Na tarde de sábado (13.12), o CBMMT prestou socorro a uma mulher e a uma criança que ficaram feridas após um acidente envolvendo uma motocicleta e um carro, ocorrido no bairro Jardim Amazônia, em Lucas do Rio Verde (a 354 km de Cuiabá).

Ao chegar ao local, a equipe da 13ª Companhia Independente Bombeiro Militar (13ª CIBM) foi informada por populares de que a motocicleta era ocupada por três pessoas, sendo um homem e uma mulher, ambos adultos, e uma criança do sexo feminino, sobrinha do casal.

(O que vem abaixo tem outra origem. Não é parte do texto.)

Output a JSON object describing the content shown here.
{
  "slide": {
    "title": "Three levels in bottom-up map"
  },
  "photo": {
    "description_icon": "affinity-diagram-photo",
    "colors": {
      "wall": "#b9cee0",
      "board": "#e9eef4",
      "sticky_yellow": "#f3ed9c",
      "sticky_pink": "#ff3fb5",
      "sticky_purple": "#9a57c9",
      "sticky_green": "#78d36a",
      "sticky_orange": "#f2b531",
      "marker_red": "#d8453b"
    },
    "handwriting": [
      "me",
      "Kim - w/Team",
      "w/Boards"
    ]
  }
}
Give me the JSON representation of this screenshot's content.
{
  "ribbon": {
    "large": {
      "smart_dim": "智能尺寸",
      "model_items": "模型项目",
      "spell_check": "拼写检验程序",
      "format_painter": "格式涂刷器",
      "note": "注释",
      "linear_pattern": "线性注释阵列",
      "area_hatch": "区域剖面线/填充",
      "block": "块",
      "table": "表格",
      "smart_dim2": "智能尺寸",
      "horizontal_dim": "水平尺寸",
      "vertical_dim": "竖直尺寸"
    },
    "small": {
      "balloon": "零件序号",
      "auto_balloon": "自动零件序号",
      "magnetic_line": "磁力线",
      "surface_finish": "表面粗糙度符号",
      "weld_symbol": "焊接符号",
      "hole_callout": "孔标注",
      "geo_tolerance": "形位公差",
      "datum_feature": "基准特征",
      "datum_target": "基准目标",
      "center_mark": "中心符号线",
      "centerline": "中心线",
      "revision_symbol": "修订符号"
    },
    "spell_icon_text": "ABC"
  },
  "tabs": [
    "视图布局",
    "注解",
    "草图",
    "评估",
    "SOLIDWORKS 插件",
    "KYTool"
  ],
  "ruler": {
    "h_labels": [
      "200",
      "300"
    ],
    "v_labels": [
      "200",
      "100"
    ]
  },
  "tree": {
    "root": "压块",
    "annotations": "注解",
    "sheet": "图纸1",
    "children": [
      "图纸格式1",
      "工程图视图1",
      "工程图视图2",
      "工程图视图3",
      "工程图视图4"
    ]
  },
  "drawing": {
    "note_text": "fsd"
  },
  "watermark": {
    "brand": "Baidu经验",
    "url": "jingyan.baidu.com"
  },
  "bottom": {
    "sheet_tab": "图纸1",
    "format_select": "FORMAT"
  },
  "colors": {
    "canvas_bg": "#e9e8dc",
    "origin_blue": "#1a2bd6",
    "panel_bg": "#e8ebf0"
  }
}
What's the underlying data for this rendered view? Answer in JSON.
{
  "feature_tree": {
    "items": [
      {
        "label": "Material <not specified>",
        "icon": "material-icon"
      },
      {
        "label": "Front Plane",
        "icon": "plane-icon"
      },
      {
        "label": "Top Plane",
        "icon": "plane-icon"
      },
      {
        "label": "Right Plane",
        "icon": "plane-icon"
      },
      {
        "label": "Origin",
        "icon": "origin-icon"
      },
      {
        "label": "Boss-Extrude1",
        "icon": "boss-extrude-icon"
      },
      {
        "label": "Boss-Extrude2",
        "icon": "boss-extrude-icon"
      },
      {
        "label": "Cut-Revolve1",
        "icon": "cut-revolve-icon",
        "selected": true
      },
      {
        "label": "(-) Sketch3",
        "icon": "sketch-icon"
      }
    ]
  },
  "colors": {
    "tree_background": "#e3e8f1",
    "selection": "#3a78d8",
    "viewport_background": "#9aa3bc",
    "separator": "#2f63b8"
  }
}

Conforme relato, a motocicleta teria invadido a via preferencial e foi atingida por um carro, o que resultou no arremesso dos três ocupantes ao chão.

Os bombeiros constataram que o condutor da motocicleta se encontrava ao solo, já sem sinais vitais. A mulher estava consciente e orientada, apresentando escoriações pelo corpo e encontrava-se emocionalmente abalada. Já a criança foi encontrada caída ao solo, próxima ao meio-fio, apresentando fratura completa de fêmur, escoriações na face e nos membros, dor abdominal intensa e baixa saturação de oxigênio em decorrência do trauma.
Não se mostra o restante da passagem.